A combination of operation and chemotherapy might be the effective management for EST in the posterior cranial fossa.
While pure teratoma is usually benign, endodermal sinus tumor is malignant.
A 54-year-old Japanese man presented with disturbance of consciousness, Parinaud’s syndrome, and gait disturbance. Magnetic resonance imaging revealed a pineal mass lesion, and subtotal resection of the tumor was achieved. The histologic diagnosis was MGCT, consisting mainly of YST. Although he underwent 5 courses of chemotherapy and craniospinal irradiation after surgery, tumor dissemination could not be controlled, and he died 10 months postoperatively.
The present case highlights the need for clinicians to include YST in the differential diagnosis of acute progressive lesions around the pineal region, even in adult patients 3).

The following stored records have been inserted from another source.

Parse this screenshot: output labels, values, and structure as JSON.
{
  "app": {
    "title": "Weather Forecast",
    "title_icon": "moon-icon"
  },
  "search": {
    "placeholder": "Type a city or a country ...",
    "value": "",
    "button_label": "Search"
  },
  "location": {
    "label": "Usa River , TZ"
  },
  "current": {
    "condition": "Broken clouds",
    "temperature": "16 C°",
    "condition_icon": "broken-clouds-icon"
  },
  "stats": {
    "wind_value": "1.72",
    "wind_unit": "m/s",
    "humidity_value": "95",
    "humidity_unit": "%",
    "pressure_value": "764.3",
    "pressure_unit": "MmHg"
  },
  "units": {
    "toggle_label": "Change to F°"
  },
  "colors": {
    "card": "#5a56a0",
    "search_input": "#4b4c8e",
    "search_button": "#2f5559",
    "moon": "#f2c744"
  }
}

A case of a 6-year-old boy initially manifested symptoms of dizziness and vomiting. Computed tomography (CT) and magnetic resonance imaging (MRI) showed a large irregular oval tumor in the cerebellar hemisphere. They subtotally removed the tumor by microsurgery through the left suboccipital approach. Immunohistochemical staining showed that alpha fetoprotein (AFP) was positive and the Ki-67 proliferation index was high (60%), suggesting a germ cell tumor. After 3 months of follow-up, neither recurrence of tumor nor complications were found in the patient. The diagnosis of YST should be confirmed on the basis of clinical manifestations, neuroimaging and pathological findings. Gross total resection (GTR) is an ideal treatment for YST. However, due to the location of the tumor, GTR is usually difficult, and the rate of postoperative complications is high. This reported case shows that subtotal resection can be a good treatment strategy for YST 4).
A patient with primary YST in the pineal region who achieved long term survival. Despite undergoing treatment, he experienced several recurrences over a 15-year period.
Brain magnetic resonance imaging (MRI) demonstrated the presence of space-occupying lesions in the pineal region and the medial tail of the left lateral ventricle. The tumors were excised, and the histological diagnosis suggested an intracranial YST.
The patient achieved long term survival after combined modality therapy including surgery, stereotactic radiosurgery (SRS)/intensity modulated radiation therapy (IMRT), chemotherapy, and targeted therapy.
The disease remained stable. However, the patient gave up treatment and passed away in October 2020, with a total survival of about 15 years.
To the best of our knowledge, this patient with intracranial YST had received a longer survival compared with other published reports 5).
Gkampeta et al. reported the case of a 3-year-old boy with a primary posterior mediastinal yolk sac tumor who was managed initially with surgery, followed by chemotherapy and had a favorable prognosis. In the literature on yolk sac tumors presenting as a mediastinal mass, pediatric germ cell tumors have been reported very rarely in the posterior mediastinum 6).